N-able was a pioneer in offering remote monitoring and IT automation to small and medium-sized businesses, a technology that was previously only available to the big firms, says Mr. Garbutt, who's been with the Ottawa-based company since it was founded in 2000.
Part of that success came from recognizing that broadband Internet would open up this world to smaller enterprises, Mr. Garbutt says. The firm also let companies try some services free before committing, something N-able says is an industry first.
The heart of N-able's business comes from its network of managed service providers that monitor and support the performance and health of their client's IT infrastructure. These MSPs are the people whom SMEs commonly call upon to support their networks and IT, and be their outsourced IT departments.
"(MSPs) can show (customers) the report, show them they have problems they didn't know they had, and upsell their services," Mr. Garbutt says.
"We generated this idea back in 2008 when we saw this market was a bit tough ... (and asked) how are we going to help the adoption?"
SMEs managed by these partners now stand at more than 59,000, more than double the 22,000 in 2010. Device usage also grew by 235 per cent.
The company has worked hard to get this far, and was lucky to do so, since in its earliest days it had few customers willing to sign up.
Remote monitoring of networks relies on high-speed broadband, something that was expensive when N-able first launched more than a decade ago. For several years, the company depended on angel financing to stay afloat.
"When you're balancing on the edge of the razor, the important thing is ... to make sure you have a service you can sell to that customer base today as you are developing your bleeding-edge technology," he says.
But that was a lesson learned in retrospect, he says, adding the niche for N-able's applications was competitive, but it just was a matter of getting the user base in place before reaching the profitable position the firm is in today.
N-able also is getting attention in the form of institutional financing, which came for the first time in late 2011 when Accel-KKR - a technology-focused private equity firm - invested an undisclosed amount of money in N-able.

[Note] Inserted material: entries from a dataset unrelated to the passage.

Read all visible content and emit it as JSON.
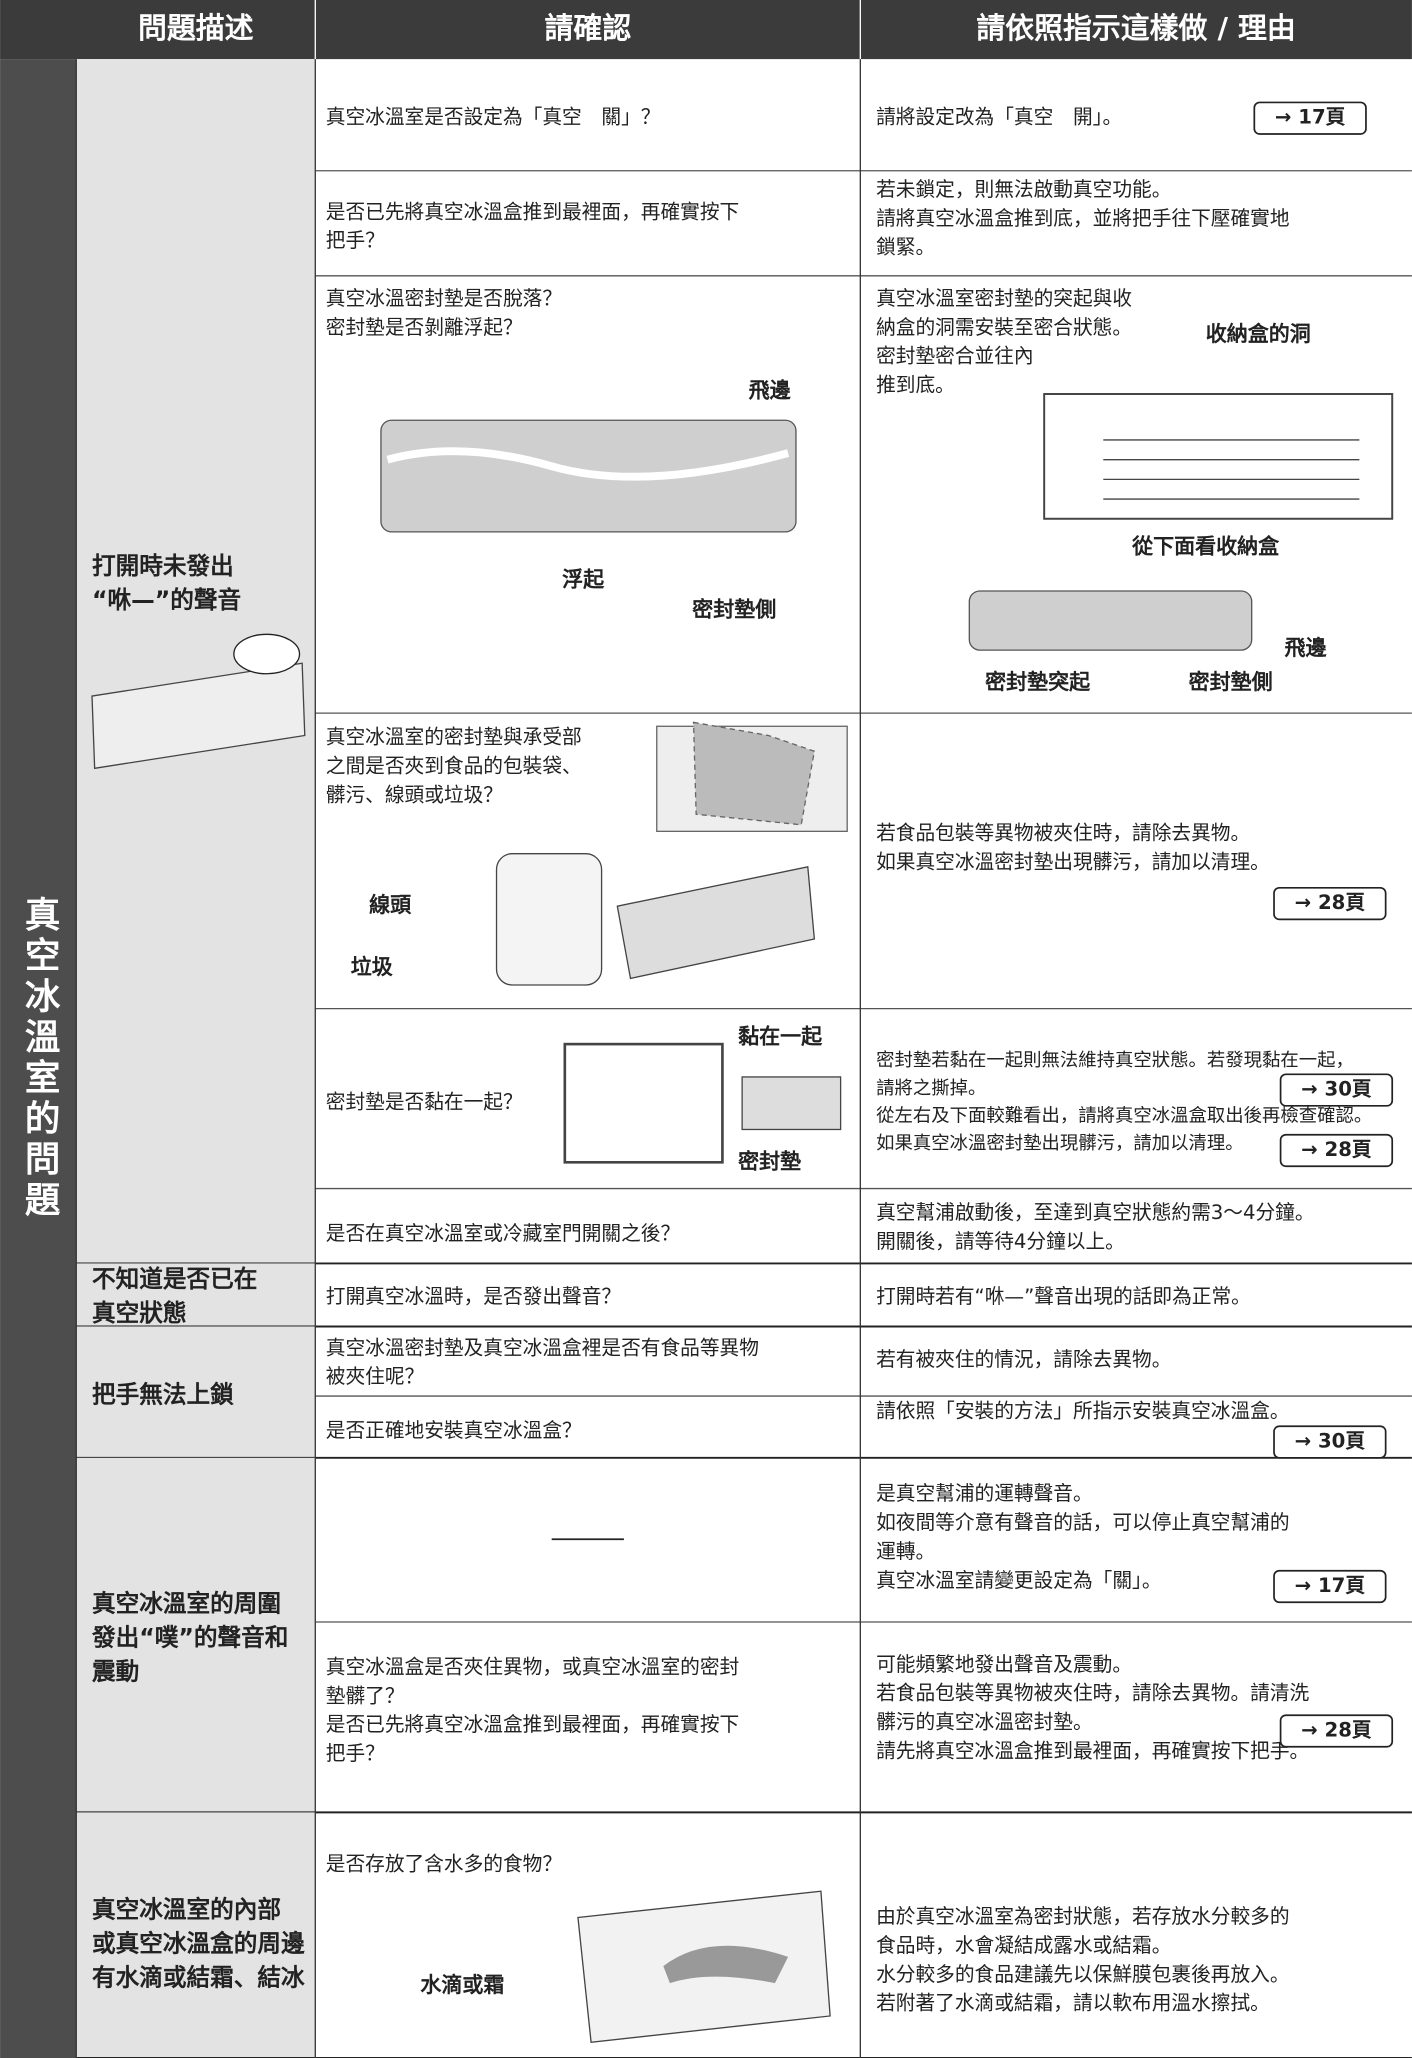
{
  "header": {
    "columns": [
      "問題描述",
      "請確認",
      "請依照指示這樣做 / 理由"
    ]
  },
  "side_label": "真空冰溫室的問題",
  "groups": [
    {
      "problem": [
        "打開時未發出",
        "“咻—”的聲音"
      ],
      "rows": [
        {
          "check": [
            "真空冰溫室是否設定為「真空　關」？"
          ],
          "action": [
            "請將設定改為「真空　開」。"
          ],
          "refs": [
            "→ 17頁"
          ]
        },
        {
          "check": [
            "是否已先將真空冰溫盒推到最裡面，再確實按下",
            "把手？"
          ],
          "action": [
            "若未鎖定，則無法啟動真空功能。",
            "請將真空冰溫盒推到底，並將把手往下壓確實地",
            "鎖緊。"
          ]
        },
        {
          "check": [
            "真空冰溫密封墊是否脫落？",
            "密封墊是否剝離浮起？"
          ],
          "check_figure": [
            "飛邊",
            "浮起",
            "密封墊側"
          ],
          "action": [
            "真空冰溫室密封墊的突起與收",
            "納盒的洞需安裝至密合狀態。",
            "密封墊密合並往內",
            "推到底。"
          ],
          "action_figure": [
            "收納盒的洞",
            "從下面看收納盒",
            "飛邊",
            "密封墊突起",
            "密封墊側"
          ]
        },
        {
          "check": [
            "真空冰溫室的密封墊與承受部",
            "之間是否夾到食品的包裝袋、",
            "髒污、線頭或垃圾？"
          ],
          "check_figure": [
            "線頭",
            "垃圾"
          ],
          "action": [
            "若食品包裝等異物被夾住時，請除去異物。",
            "如果真空冰溫密封墊出現髒污，請加以清理。"
          ],
          "refs": [
            "→ 28頁"
          ]
        },
        {
          "check": [
            "密封墊是否黏在一起？"
          ],
          "check_figure": [
            "黏在一起",
            "密封墊"
          ],
          "action": [
            "密封墊若黏在一起則無法維持真空狀態。若發現黏在一起，",
            "請將之撕掉。",
            "從左右及下面較難看出，請將真空冰溫盒取出後再檢查確認。",
            "如果真空冰溫密封墊出現髒污，請加以清理。"
          ],
          "refs": [
            "→ 30頁",
            "→ 28頁"
          ]
        },
        {
          "check": [
            "是否在真空冰溫室或冷藏室門開關之後？"
          ],
          "action": [
            "真空幫浦啟動後，至達到真空狀態約需3～4分鐘。",
            "開關後，請等待4分鐘以上。"
          ]
        }
      ]
    },
    {
      "problem": [
        "不知道是否已在",
        "真空狀態"
      ],
      "rows": [
        {
          "check": [
            "打開真空冰溫時，是否發出聲音？"
          ],
          "action": [
            "打開時若有“咻—”聲音出現的話即為正常。"
          ]
        }
      ]
    },
    {
      "problem": [
        "把手無法上鎖"
      ],
      "rows": [
        {
          "check": [
            "真空冰溫密封墊及真空冰溫盒裡是否有食品等異物",
            "被夾住呢？"
          ],
          "action": [
            "若有被夾住的情況，請除去異物。"
          ]
        },
        {
          "check": [
            "是否正確地安裝真空冰溫盒？"
          ],
          "action": [
            "請依照「安裝的方法」所指示安裝真空冰溫盒。"
          ],
          "refs": [
            "→ 30頁"
          ]
        }
      ]
    },
    {
      "problem": [
        "真空冰溫室的周圍",
        "發出“噗”的聲音和",
        "震動"
      ],
      "rows": [
        {
          "check": [],
          "action": [
            "是真空幫浦的運轉聲音。",
            "如夜間等介意有聲音的話，可以停止真空幫浦的",
            "運轉。",
            "真空冰溫室請變更設定為「關」。"
          ],
          "refs": [
            "→ 17頁"
          ]
        },
        {
          "check": [
            "真空冰溫盒是否夾住異物，或真空冰溫室的密封",
            "墊髒了？",
            "是否已先將真空冰溫盒推到最裡面，再確實按下",
            "把手？"
          ],
          "action": [
            "可能頻繁地發出聲音及震動。",
            "若食品包裝等異物被夾住時，請除去異物。請清洗",
            "髒污的真空冰溫密封墊。",
            "請先將真空冰溫盒推到最裡面，再確實按下把手。"
          ],
          "refs": [
            "→ 28頁"
          ]
        }
      ]
    },
    {
      "problem": [
        "真空冰溫室的內部",
        "或真空冰溫盒的周邊",
        "有水滴或結霜、結冰"
      ],
      "rows": [
        {
          "check": [
            "是否存放了含水多的食物？"
          ],
          "check_figure": [
            "水滴或霜"
          ],
          "action": [
            "由於真空冰溫室為密封狀態，若存放水分較多的",
            "食品時，水會凝結成露水或結霜。",
            "水分較多的食品建議先以保鮮膜包裹後再放入。",
            "若附著了水滴或結霜，請以軟布用溫水擦拭。"
          ]
        }
      ]
    }
  ]
}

When asked if the accelerated growth is sustainable, Mr. Garbutt says company research shows there are 66 million SMEs worldwide, with only about 15 per cent market penetration.
"So 85 per cent of the market is still not managed," he says.

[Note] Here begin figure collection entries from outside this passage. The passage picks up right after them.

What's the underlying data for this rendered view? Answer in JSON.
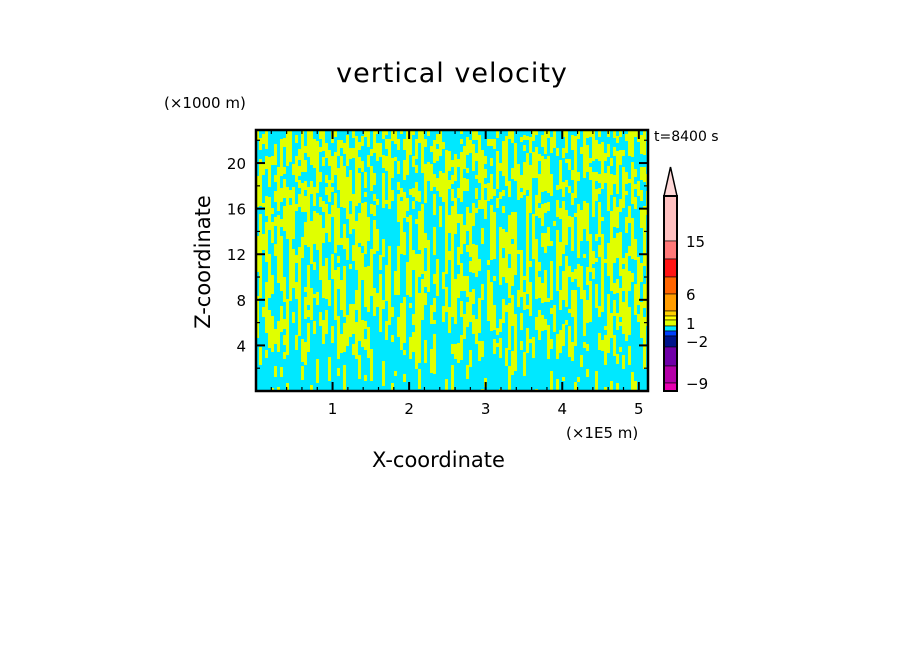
{
  "chart_data": {
    "type": "heatmap",
    "title": "vertical velocity",
    "xlabel": "X-coordinate",
    "ylabel": "Z-coordinate",
    "x_unit": "(×1E5 m)",
    "y_unit": "(×1000 m)",
    "time_label": "t=8400 s",
    "xlim": [
      0,
      5.12
    ],
    "ylim": [
      0,
      22.9
    ],
    "x_ticks": [
      1,
      2,
      3,
      4,
      5
    ],
    "y_ticks": [
      4,
      8,
      12,
      16,
      20
    ],
    "field_description_colors": {
      "dominant_low": "#00e8ff",
      "dominant_high": "#e0ff00"
    },
    "colorbar": {
      "extend": "max",
      "arrow_color": "#ffd8d8",
      "colors_top_to_bottom": [
        "#ffc0c0",
        "#ff7878",
        "#ff1414",
        "#ff6400",
        "#ff9c00",
        "#ffd000",
        "#ffff00",
        "#e0ff00",
        "#00e8ff",
        "#0040ff",
        "#00148c",
        "#7000a8",
        "#b400a8",
        "#e800b0"
      ],
      "tick_labels": [
        "15",
        "6",
        "1",
        "−2",
        "−9"
      ]
    }
  }
}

"We haven't even begun to get close to that, so that's one of the beauties. The other thing is we do have multiple tools. We have our core central management and automation platform, but we also sell an anti-spam product, anti-virus product and backup product."
As such, the hiring process is already underway for an additional 15 to 20 people, with the bulk of them in Ottawa. This will add on to a current worker base of 165 people.